A Bucksport-based nonprofit working to catalog decades of news and other video footage has had its federal grant terminated as part of Department of Government Efficiency cuts.
Northeast Historic Film was notified about losing the grant in a letter sent shortly after midnight on April 2, according to Executive Director David Weiss, leaving the group with a $104,000 hole in its budget.
The original grant from the National Endowment for the Humanities, made in 2023, was for $341,000. It was intended to fund the cataloging, digitizing and publishing the material Northeast Historic Film has collected from eight Maine TV collections over the past 35 years.
“Your grant no longer effectuates the agency’s needs and priorities. Your grant’s immediate termination is necessary to safeguard the interests of the federal government, including its fiscal priorities,” the letter stated, according to Weiss. “The termination of your grant represents an urgent priority for the administration, and due to exceptional circumstances, adherence to the traditional notification process is not possible. Therefore, the NEH hereby terminates your grant in its entirety effective April 2, 2025.”
“We believe the project had merit and it will be a shame if we cannot complete it,” said Weiss in a statement.
He noted that seven of the archives staff work on the project “and the termination yanks out a piece of every paycheck.”

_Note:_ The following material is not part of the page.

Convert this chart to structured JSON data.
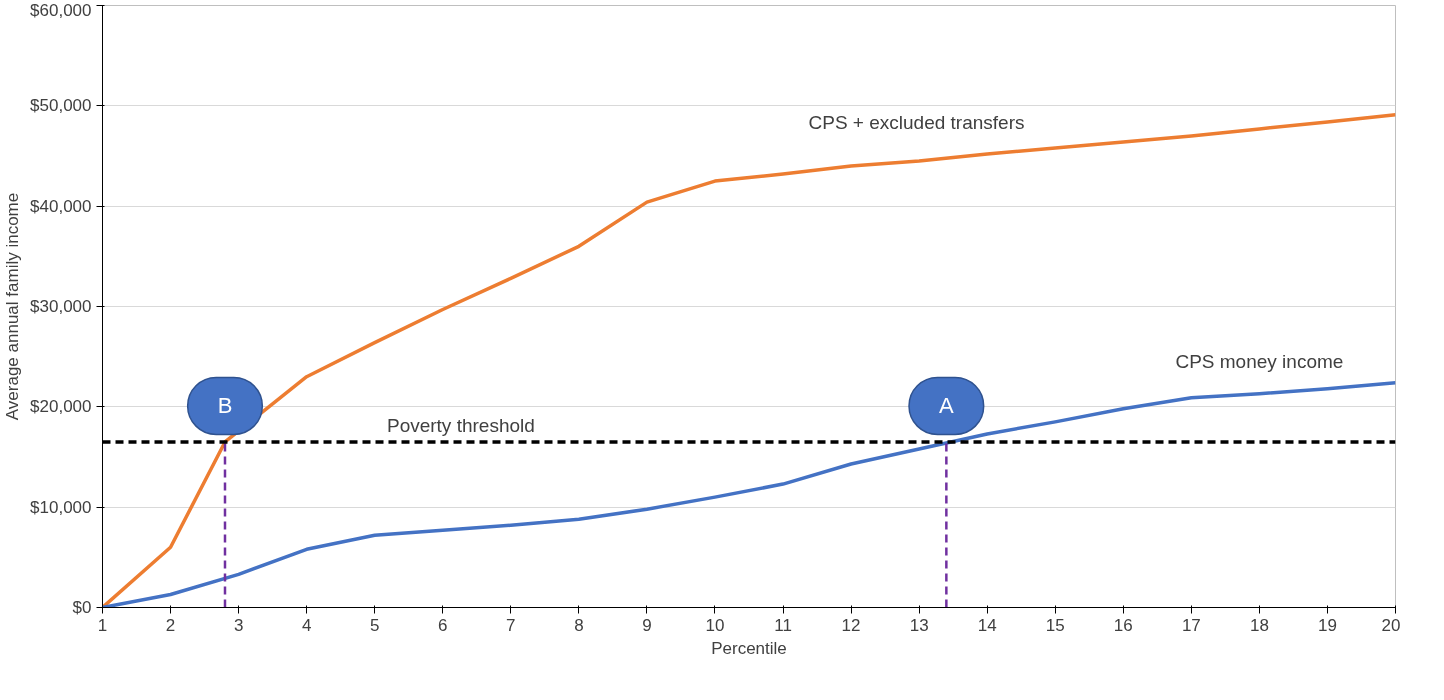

This project aimed to publish 7,822 videotapes and 306,800 feet of 16 mm film from 1953 to 2008. The collection features both national and local footage.
“Local television news stories are invaluable documents of American life during the second half of the 20th century, a time of profound change,” Weiss said.
The termination of Northeast Historic Film’s grant is part of sweeping cuts ordered earlier this month by DOGE, including potentially canceling all grants made under the Biden administration that weren’t fully paid out, according to The New York Times.